Ömer b. Abdülaziz daha Medine’de vali iken Emevi hanedanının diğer üyelerinden farklı uygulamalarıyla dikkat çekmişti. Atandıktan sonra âlimlerden oluşan 10 kişilik bir danışma kurulu oluşturan Ömer b. Abdülaziz, yönetimle ilgili meselelerde bu kurula danışmadan iş yapmıyordu. Ahlakı ve yaşantısıyla dikkat çekti, icraatlarıyla halkın hoşnutluğunu kazandı. Ancak bu durum valilik koltuğunu korumasına yetmeyecekti. Zira Irak Valisi Haccâc’tan kaçan bazı muhalifler Hicaz Valisi Ömer b. Abdülaziz’e sığınmaya başladılar. Haccâc durumu Velid’e şikayet edince Halife Velid, amcasının oğlu Ömer’i görevinden aldı (H. 93/ M. 711).
Tüm bu engellemelere rağmen Ömer b.
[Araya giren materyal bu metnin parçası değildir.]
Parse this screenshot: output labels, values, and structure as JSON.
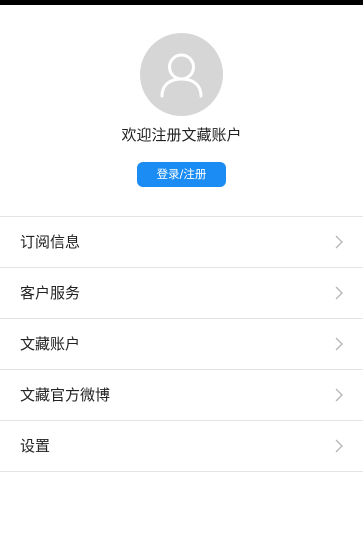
{
  "profile": {
    "avatar_icon": "user-icon",
    "welcome_text": "欢迎注册文藏账户",
    "login_button_label": "登录/注册",
    "accent_color": "#1a8cf3"
  },
  "menu": {
    "items": [
      {
        "label": "订阅信息",
        "icon": "chevron-right-icon"
      },
      {
        "label": "客户服务",
        "icon": "chevron-right-icon"
      },
      {
        "label": "文藏账户",
        "icon": "chevron-right-icon"
      },
      {
        "label": "文藏官方微博",
        "icon": "chevron-right-icon"
      },
      {
        "label": "设置",
        "icon": "chevron-right-icon"
      }
    ]
  }
}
Abdülaziz’in halife olduktan sonraki uygulamaları ümmetin gönlünde seçkin bir yere sahip olmasını sağladı. Saraydaki lüks eşyaları beytülmale koydurması, köle ve cariyeleri azat etmesi, halktan herhangi biri gibi sade bir hayat yaşaması ve hutbelerde sadece halifeler için yapılan duayı halk için okunan umumi duaya çevirmesi kendisini İslam halifeleri içinde muteber bir yere taşır.
Sütten yeni kesilen çocuklara maaş bağlatması, hapisteki insanları miskinler kategorisinde değerlendirerek zekat gelirlerinden kendilerine yetecek kadar maaş vermesi, borçlulara borçlarını ödeyebilmeleri için yardım etmesi onun belli bir zümrenin değil, her kesimin sesini duyup ihtiyaçlarına kulak veren bir halife olduğunu gösteren çarpıcı uygulamalardır.
Sehmü’l-gârimîn (Borçlulara Yardım Fonu) oluşturduğunu, ayrıca valilerine borçlu olarak vefat eden kimselerin yeterli malı bulunmaması halinde borcun ödenmesine yardım edilmesini emrettiğini hatırlatalım.
Sadece bu kadar mı?
Evlenemeyen gençlerin evlendirilmesi, maddî imkanı yeterli olmadığı için hacca gidemeyenlere bütçeden yardım etmesi, yolcular için konaklama tesislerinin inşası ve yolcuların bir gecelik konaklama ve yiyecek ihtiyaçlarının burada ücretsiz karşılanması, malları zarara uğramış çiftçi ve tüccarın zararlarının bütçeden temini gibi uygulamalar bugün özlemini çektiğimiz toplum anlayışının onun döneminde zirveye ulaştığını gösterir.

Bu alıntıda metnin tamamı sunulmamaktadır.